(Reuters) – More than 50% of Ukrainians are critical of U.S. President Donald Trump’s peace efforts, fearing they are likely to lead to a partly unjust or completely unfair end to Russia’s war on their country, a Ukrainian pollster said on Tuesday.
Trump has promised to bring about a quick end to the three-year-old war but he has at times repeated Kremlin lines regarding the conflict – and at one point he blamed Kyiv for starting it.

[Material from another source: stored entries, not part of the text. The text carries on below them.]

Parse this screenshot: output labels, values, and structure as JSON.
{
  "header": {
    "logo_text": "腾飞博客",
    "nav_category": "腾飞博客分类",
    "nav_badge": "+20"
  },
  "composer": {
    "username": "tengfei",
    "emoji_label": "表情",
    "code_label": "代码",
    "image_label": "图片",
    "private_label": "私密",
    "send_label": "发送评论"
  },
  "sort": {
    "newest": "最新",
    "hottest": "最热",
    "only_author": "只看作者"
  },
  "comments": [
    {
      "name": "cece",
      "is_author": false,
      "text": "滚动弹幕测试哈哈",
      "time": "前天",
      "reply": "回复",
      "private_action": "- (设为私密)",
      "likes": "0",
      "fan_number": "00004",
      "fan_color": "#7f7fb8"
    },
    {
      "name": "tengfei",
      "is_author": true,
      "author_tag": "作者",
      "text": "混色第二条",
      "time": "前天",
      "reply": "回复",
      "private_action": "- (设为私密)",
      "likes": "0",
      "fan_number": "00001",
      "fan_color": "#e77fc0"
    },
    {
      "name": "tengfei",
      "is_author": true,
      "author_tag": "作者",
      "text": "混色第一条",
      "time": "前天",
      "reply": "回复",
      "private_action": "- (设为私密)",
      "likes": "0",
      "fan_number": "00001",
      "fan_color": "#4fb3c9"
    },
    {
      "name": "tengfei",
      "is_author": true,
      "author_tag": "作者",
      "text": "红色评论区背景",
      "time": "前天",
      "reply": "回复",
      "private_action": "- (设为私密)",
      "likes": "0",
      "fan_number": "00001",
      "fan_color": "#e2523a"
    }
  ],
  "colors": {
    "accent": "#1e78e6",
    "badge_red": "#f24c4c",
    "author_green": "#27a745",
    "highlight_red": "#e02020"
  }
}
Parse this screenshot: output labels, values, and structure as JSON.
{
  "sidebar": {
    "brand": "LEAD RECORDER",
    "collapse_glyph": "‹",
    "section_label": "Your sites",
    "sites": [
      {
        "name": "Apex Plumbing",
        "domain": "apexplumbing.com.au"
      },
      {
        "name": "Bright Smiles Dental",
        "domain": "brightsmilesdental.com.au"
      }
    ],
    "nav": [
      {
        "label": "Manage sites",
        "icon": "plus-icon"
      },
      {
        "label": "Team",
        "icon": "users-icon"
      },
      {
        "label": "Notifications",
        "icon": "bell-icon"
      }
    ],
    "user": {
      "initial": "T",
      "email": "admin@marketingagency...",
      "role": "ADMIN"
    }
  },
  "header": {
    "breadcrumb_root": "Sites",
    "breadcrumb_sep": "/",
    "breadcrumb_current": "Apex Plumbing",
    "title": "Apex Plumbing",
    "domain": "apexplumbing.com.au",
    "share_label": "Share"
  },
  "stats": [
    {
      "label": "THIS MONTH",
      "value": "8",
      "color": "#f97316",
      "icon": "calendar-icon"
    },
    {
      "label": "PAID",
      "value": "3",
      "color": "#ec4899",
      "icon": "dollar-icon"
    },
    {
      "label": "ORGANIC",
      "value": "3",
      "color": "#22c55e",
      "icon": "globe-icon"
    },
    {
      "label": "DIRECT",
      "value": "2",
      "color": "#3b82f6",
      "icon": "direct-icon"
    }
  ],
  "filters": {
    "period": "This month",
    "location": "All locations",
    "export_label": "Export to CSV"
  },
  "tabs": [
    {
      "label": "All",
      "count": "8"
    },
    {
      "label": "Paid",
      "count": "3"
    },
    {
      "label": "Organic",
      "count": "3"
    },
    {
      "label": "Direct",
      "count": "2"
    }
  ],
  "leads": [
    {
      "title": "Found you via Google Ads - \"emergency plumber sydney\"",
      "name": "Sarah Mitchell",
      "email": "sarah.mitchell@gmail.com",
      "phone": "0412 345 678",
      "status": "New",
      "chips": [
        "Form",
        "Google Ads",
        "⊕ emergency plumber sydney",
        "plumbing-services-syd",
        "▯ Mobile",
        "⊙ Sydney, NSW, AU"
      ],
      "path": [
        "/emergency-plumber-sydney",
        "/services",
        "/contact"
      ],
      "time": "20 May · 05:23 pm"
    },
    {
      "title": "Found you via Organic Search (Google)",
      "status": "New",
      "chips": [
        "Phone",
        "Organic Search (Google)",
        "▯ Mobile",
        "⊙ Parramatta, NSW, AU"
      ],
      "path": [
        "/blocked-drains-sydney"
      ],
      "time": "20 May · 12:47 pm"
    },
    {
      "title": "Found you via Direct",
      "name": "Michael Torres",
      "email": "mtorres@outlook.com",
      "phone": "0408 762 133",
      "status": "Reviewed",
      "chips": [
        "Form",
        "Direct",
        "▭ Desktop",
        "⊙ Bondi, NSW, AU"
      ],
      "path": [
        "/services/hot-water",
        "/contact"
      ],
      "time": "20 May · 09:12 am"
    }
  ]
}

He also temporarily suspended military aid and intelligence sharing with Ukraine.
The Kyiv International Institute of Sociology (KIIS) said it based its findings on a survey of 1,326 people on Ukrainian-held territory from March 12-22.
It said that 32% of respondents expected “rather an unjust peace, although with the fulfilment of some of Ukraine’s demands”, while 22% expected a “totally unjust peace”.
Only 3% said they believed Trump could bring about a just peace with 15% expecting a “rather just peace, although with some concessions to Russia”, it added.
The figures suggest Ukrainians have grown less optimistic about Trump’s efforts since he took office in January.
In December, 20% had said they expected a “rather unjust peace” with 11% expecting a totally unjust outcome, KIIS reported of its surveys.
“Even before 2025, there was some disappointment with the US actions in Ukraine, and the Trump administration is quite decisively cementing the disapproval of the U.S.,” KIIS’s executive director, Anton Hrushetskyi, said in a statement.
Separately, 67% Ukrainians believe the U.S. is getting tired of Ukraine and trying to press it to accept concessions, KIIS said.